Lithium-ion battery electrolyte has conditions
The electrolyte used in the lithium ion battery is an ionic conductor in which an electrolyte lithium salt is dissolved in an organic solvent. Generally, the organic electrolyte as a practical lithium ion battery should have the following properties:
(1) The ionic conductivity is high, generally should reach 10-3~2*10-3S/cm; the lithium ion migration number should be close to 1;
(2) Electrochemically stable potential range is wide; there must be an electrochemical stability window of 0~5V;
(3) Good thermal stability and wide temperature range;
(4) The chemical properties are stable, and there is no chemical reaction with the current collector and the inert substance in the battery;
(5) Safe and low toxicity, preferably biodegradable.

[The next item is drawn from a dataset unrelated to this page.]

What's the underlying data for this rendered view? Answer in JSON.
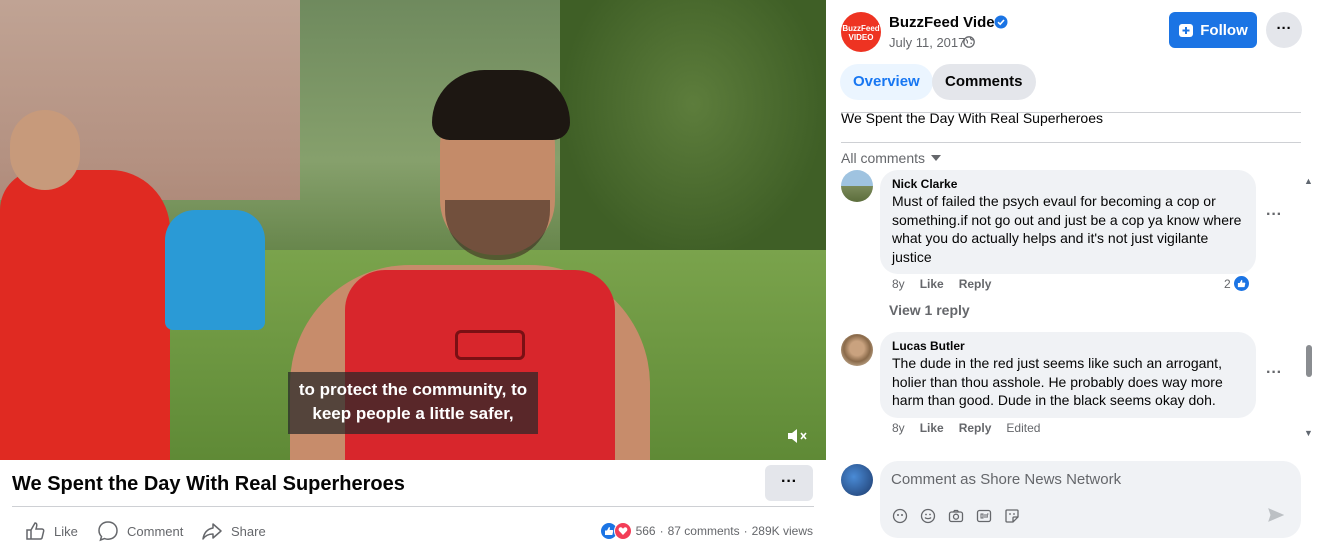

Suitable solvents require high dielectric constant and low viscosity. Commonly used alkyl carbonates such as PC, EC have strong polarities, high dielectric constant, but high viscosity, large intermolecular forces, and lithium ions move in them. Slow. Linear esters such as DMC (dimethyl carbonate) and DEC (diethyl carbonate) have low viscosity but low dielectric constant. Therefore, in order to obtain a solution having high ionic conductivity, it is generally used. PC+DEC, EC+DMC and other mixed solvents. These organic solvents have some flavors, but in general, they are all RoHS compliant, REACH requirements, and are materials that are less toxic and environmentally friendly.
The inorganic anion conductive salts currently developed mainly include LiBF4, LiPF6 and LiAsF6. Their order of electrical conductivity, thermal stability and oxidation resistance are as follows:
Thermal stability: LiAsF6>LiBF4>LiPF6
Oxidation resistance: LiAsF6≥LiPF6≥LiBF4>LiClO4
LiAsF6 has very high conductivity, stability and battery charge and discharge rate, but its application is limited by the toxicity of arsenic. Currently the most commonly used is LiPF6.